Receptor-interacting serine/threonine-protein kinase 1 (RIPK1) is a key regulator of apoptosis, necroptosis, and inflammation. Over the last decades, the function of RIPK1 has been extensively studied in mouse models. But the phenotype associated with RIPK1 deficiency in humans was unknown until 2018. Pathogenic RIPK1 variants have been described as the cause of two different inborn errors of immunity. Beyond biallelic RIPK1 loss-of-function mutations associated with primary immunodeficiency and very early-onset inflammatory bowel disease (VEOIBD), which were reported in 2018, a dominantly inherited autoinflammatory disorder caused by impaired caspase-8 cleavage of RIPK1 was identified in 2020. This condition, resulting from a gain-of-function mutation in RIPK1, is referred to as cleavage-resistant RIPK1-induced autoinflammatory (CRIA) syndrome. Here, we present the case of a boy with neonatal onset inflammatory bowel disease, severe malnutrition and recurrent infections, found to have novel compound heterozygous variants in RIPK1 (c.1835T > C p.I162T and c.1934C > T p.T645M), the former of which is a novel mutation.
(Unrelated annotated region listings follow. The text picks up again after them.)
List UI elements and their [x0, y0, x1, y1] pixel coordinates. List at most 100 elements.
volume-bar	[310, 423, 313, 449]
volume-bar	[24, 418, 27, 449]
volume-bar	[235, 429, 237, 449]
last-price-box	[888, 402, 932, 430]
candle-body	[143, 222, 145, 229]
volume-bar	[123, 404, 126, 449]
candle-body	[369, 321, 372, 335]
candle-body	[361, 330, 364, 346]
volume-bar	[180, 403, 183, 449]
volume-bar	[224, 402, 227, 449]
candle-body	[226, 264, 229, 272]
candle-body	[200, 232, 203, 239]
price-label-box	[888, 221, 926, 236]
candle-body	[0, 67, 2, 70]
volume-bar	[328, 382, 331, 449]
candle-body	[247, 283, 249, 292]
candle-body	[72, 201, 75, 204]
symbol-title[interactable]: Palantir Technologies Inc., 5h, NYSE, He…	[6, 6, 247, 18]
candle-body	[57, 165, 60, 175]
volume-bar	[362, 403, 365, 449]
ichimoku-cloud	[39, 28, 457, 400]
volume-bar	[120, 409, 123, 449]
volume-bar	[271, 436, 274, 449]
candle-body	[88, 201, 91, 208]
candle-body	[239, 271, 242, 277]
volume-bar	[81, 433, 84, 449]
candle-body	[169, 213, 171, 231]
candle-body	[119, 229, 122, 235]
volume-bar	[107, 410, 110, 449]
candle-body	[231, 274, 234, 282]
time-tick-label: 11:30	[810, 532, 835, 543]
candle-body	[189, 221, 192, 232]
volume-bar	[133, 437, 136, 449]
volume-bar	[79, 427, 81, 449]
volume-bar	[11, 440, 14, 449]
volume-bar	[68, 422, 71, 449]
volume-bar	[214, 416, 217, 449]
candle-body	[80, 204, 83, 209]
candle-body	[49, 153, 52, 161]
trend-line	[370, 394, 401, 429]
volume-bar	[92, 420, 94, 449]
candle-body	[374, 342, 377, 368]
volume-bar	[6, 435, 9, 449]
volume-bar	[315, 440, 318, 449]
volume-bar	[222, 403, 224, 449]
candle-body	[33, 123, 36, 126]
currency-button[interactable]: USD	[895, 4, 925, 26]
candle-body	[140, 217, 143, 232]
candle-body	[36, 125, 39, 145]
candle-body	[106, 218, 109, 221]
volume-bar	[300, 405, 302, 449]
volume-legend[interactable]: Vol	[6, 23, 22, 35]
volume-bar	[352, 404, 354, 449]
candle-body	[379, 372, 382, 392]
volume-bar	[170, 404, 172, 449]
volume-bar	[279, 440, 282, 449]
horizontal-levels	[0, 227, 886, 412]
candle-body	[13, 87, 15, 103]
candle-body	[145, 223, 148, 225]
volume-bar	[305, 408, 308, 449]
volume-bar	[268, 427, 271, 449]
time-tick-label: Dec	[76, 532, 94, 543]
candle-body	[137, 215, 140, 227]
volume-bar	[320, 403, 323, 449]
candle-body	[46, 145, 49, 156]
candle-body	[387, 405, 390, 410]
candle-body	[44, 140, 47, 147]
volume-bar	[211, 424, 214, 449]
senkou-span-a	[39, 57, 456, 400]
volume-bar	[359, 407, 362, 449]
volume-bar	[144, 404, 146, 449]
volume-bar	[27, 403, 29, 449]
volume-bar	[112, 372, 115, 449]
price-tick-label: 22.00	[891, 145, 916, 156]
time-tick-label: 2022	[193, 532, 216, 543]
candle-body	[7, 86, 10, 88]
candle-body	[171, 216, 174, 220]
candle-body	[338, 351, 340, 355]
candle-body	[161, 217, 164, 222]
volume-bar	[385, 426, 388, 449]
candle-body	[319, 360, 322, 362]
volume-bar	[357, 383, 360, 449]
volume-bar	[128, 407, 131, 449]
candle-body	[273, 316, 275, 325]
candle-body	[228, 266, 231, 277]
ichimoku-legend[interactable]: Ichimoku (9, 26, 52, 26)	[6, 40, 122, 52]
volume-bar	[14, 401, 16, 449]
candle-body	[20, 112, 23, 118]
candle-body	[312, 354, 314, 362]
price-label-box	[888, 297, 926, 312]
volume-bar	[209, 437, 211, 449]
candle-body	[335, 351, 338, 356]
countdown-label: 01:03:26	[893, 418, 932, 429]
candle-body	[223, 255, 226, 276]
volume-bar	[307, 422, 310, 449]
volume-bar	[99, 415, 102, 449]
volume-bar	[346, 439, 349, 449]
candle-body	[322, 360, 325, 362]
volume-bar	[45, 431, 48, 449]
In addition to multiple ulcers and pseudopolypoid hyperplasia revealed during ileocolonoscopic examination. Massive lymphoid hyperplasia presenting as nodular lesions were also detected. He also has a large polypoid hyperplasia (about 2*5cm) protruding out of the anus. This phenotype has not been reported in previous literatures. Subsequently, we carried out a comprehensive review of the clinical characteristics of 18 reported cases with biallelic RIPK1 mutations and 21 cases with CRIA syndrome. We found that the disease onset time was extremely early in patients with biallelic RIPK1 variants. All patients developed symptoms within 9 months after birth. The most common clinical presentation included recurrent infections (100%) and gastrointestinal involvement (100%), followed by joints involvement (36.8%, 7/19). In addition, most patients combined with growth failure (94.7%, 18/19) and perianal lesions (89.5%,17/19). For patients with CRIA syndrome, the disease onset time was also very early, 85% (17/20) within the first 6 months of life. Almost all (20/21, 95.2%) affected individuals displayed periodic fever. Lymphadenopathies were present in 90% (18/20) of cases.